Our focus: incompatibilism • What is it about determinism that threatens free will? 3 plausible views here. • If my life is already set in stone, then I am not in control of my life. • If my life is already set in stone, then my thoughts and efforts do not matters to how my life goes. • If my life is already set in stone, then for any action I do, I could not have done otherwise.
Determinism and Control • Idea: Determinism rules out being in control of your life, and being self-controlling is required for free will. • Seems like being in control of your choices is required. • But not clear whether determinism by itself means you are not self-controlling. Ex. Wumpus machine, etc.

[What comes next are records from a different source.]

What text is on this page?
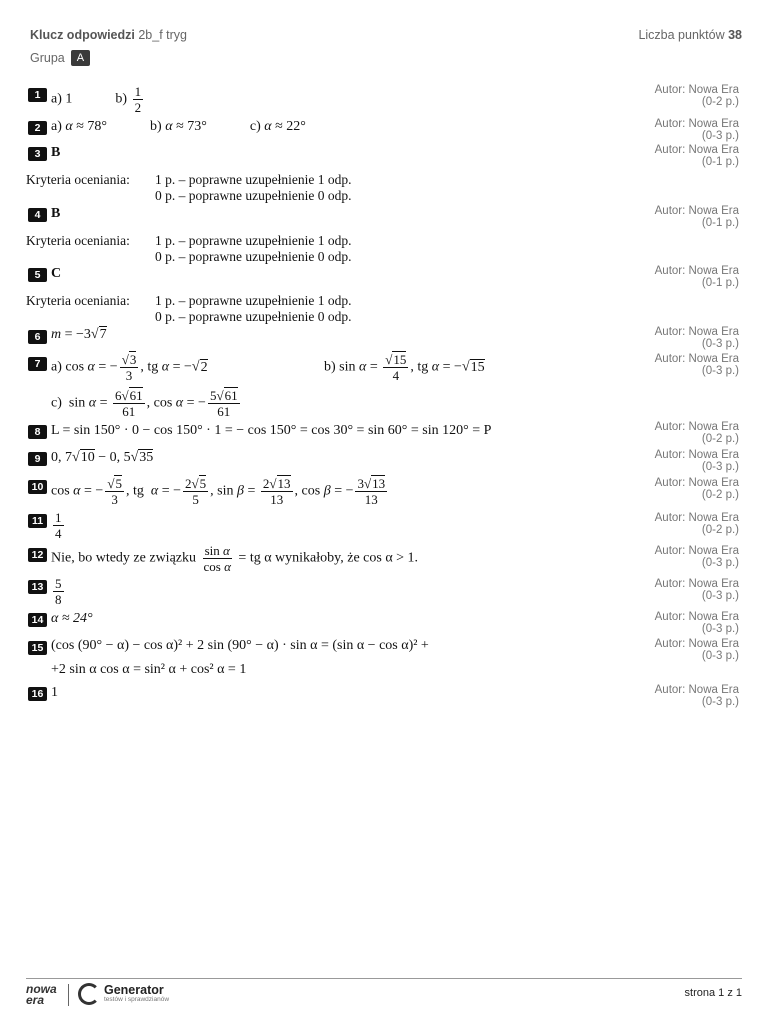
Klucz odpowiedzi 2b_f tryg	Liczba punktów 38
Grupa	A
1 a) 1	$b) \frac{1}{2}$	Autor: Nowa Era
(0-2 p.)
2 a) α ≈ 78°	b) α ≈ 73°	c) α ≈ 22°	Autor: Nowa Era
(0-3 p.)
3 B	Autor: Nowa Era
(0-1 p.)
Kryteria oceniania: 1 p. – poprawne uzupełnienie 1 odp.
0 p. – poprawne uzupełnienie 0 odp.
4 B	Autor: Nowa Era
(0-1 p.)
Kryteria oceniania: 1 p. – poprawne uzupełnienie 1 odp.
0 p. – poprawne uzupełnienie 0 odp.
5 C	Autor: Nowa Era
(0-1 p.)
Kryteria oceniania: 1 p. – poprawne uzupełnienie 1 odp.
0 p. – poprawne uzupełnienie 0 odp.
6 m = −3√7	Autor: Nowa Era
(0-3 p.)
7 a) cos α = − $\frac{√3}{3}$ , tg α = −√2	b) $\sin \alpha = \frac{√15}{4}$ , tg α = −√15
c)  $\sin \alpha = \frac{6√61}{61}$ , cos α = − $\frac{5√61}{61}$
Autor: Nowa Era
(0-3 p.)
8 L = sin 150° · 0 − cos 150° · 1 = − cos 150° = cos 30° = sin 60° = sin 120° = P	Autor: Nowa Era
(0-2 p.)
9 0, 7√10 − 0, 5√35	Autor: Nowa Era
(0-3 p.)
10 cos α = − $\frac{√5}{3}$ , tg  α = − $\frac{2√5}{5}$ , $\sin \beta = \frac{2√13}{13}$ , cos β = − $\frac{3√13}{13}$	Autor: Nowa Era
(0-2 p.)
$11 \frac{1}{4}$	Autor: Nowa Era
(0-2 p.)
12 Nie, bo wtedy ze związku $\frac{\text{sin α}}{\text{cos α}}$ = tg α wynikałoby, że cos α > 1.	Autor: Nowa Era
(0-3 p.)
$13 \frac{5}{8}$	Autor: Nowa Era
(0-3 p.)
14 α ≈ 24°	Autor: Nowa Era
(0-3 p.)
15 (cos (90° − α) − cos α)² + 2 sin (90° − α) · sin α = (sin α − cos α)² +
+2 sin α cos α = sin² α + cos² α = 1
Autor: Nowa Era
(0-3 p.)
16 1	Autor: Nowa Era
(0-3 p.)
nowa
era
Generator
testów i sprawdzianów
strona 1 z 1
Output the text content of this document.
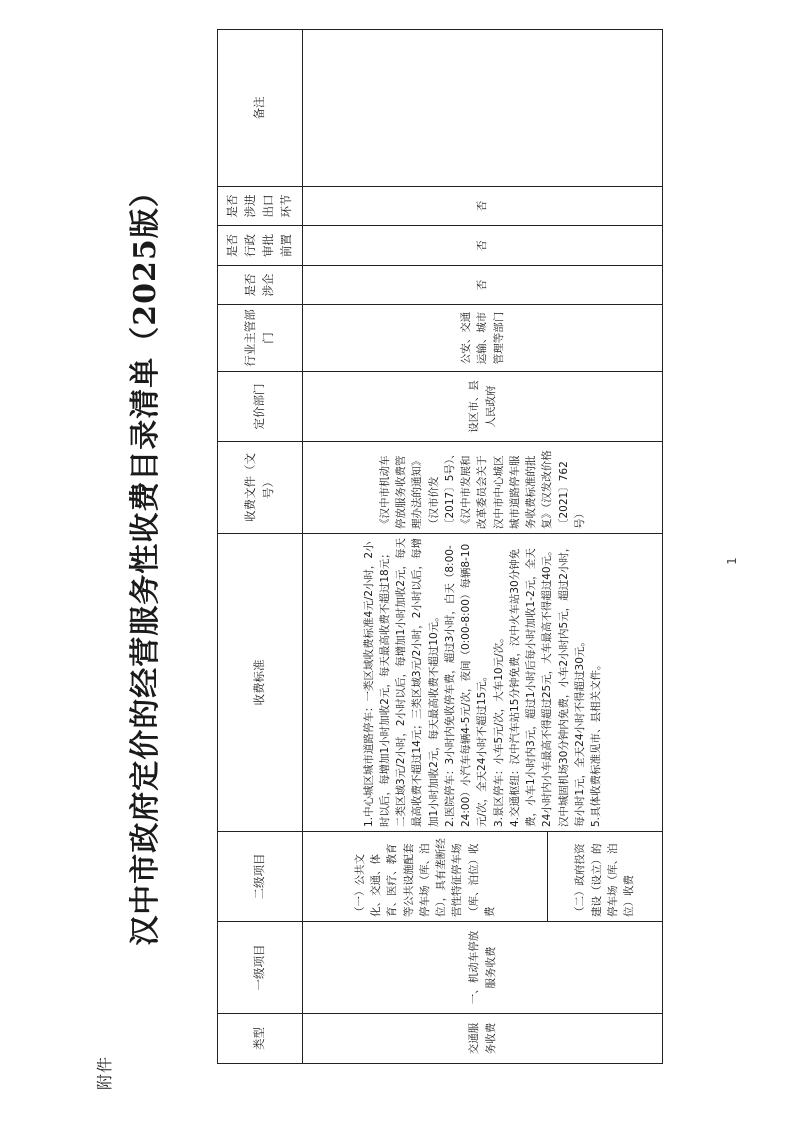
附件
汉中市政府定价的经营服务性收费目录清单（2025版）
类型	一级项目	二级项目	收费标准	收费文件（文号）	定价部门	行业主管部门	是否涉企	是否行政审批前置	是否涉进出口环节	备注
交通服务收费	一、机动车停放服务收费	（一）公共文化、交通、体育、医疗、教育等公共设施配套停车场（库、泊位），具有垄断经营性特征停车场（库、泊位）收费	1.中心城区城市道路停车：一类区域收费标准4元/2小时，2小时以后，每增加1小时加收2元，每天最高收费不超过18元；二类区域3元/2小时，2小时以后，每增加1小时加收2元，每天最高收费不超过14元；三类区域3元/2小时，2小时以后，每增加1小时加收2元，每天最高收费不超过10元。 2.医院停车：3小时内免收停车费，超过3小时，白天（8:00-24:00）小汽车每辆4-5元/次，夜间（0:00-8:00）每辆8-10元/次，全天24小时不超过15元。 3.景区停车：小车5元/次，大车10元/次。 4.交通枢纽：汉中汽车站15分钟免费，汉中火车站30分钟免费，小车1小时内3元，超过1小时后每小时加收1-2元，全天24小时内小车最高不得超过25元，大车最高不得超过40元。汉中城固机场30分钟内免费，小车2小时内5元，超过2小时，每小时1元，全天24小时不得超过30元。 5.具体收费标准见市、县相关文件。	《汉中市机动车停放服务收费管理办法的通知》（汉市价发〔2017〕5号）、《汉中市发展和改革委员会关于汉中市中心城区城市道路停车服务收费标准的批复》（汉发改价格〔2021〕762号）	设区市、县人民政府	公安、交通运输、城市管理等部门	否	否	否	
		（二）政府投资建设（设立）的停车场（库、泊位）收费								
1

Thoughts & Efforts Mattering • Idea: If the future of my life is determined, then none of my thoughts or efforts really matter. • Seems like thoughts, desires, choices, do matter to freedom. • Seems like fatalism implies thoughts don’t matter. Opposite for determinism. • On a materialist view of the mind… although dualistic minds could also be deterministic.
First problem with “could have done otherwise” argument • Idea: if true, determinism means that for any action, I could not have done otherwise. But if a decision is really up to me, I need to have been able to have done otherwise. So, determinism rules out free will. • 2 ways this argument seems problematic. • 2 importantly different senses of “could have done otherwise” • “could have done otherwise” doesn’t seem required.
2 questions we might ask: • 1. “Could I have done otherwise, even if everything was exactly the same?” • This is certainly ruled out by determinism. • Being able to have done otherwise in this sense does not seem required for free choice; in fact, maybe this would rule out free will.
“Could I have done otherwise, if I had wanted to?” • This is not ruled out by determinism. • This does seem important for free will, but again determinism by itself doesn’t rule this out.
Second problem with “could have done otherwise” argument • Seems like there are cases where I could not have done otherwise, but actions are still free. Ex: the nefarious bioengineer.
Free Will / Determinism mismatch • Seems like the issue of free will might not depend on determinism at all. • Making my actions more a function of randomness can’t make them more “up to me.”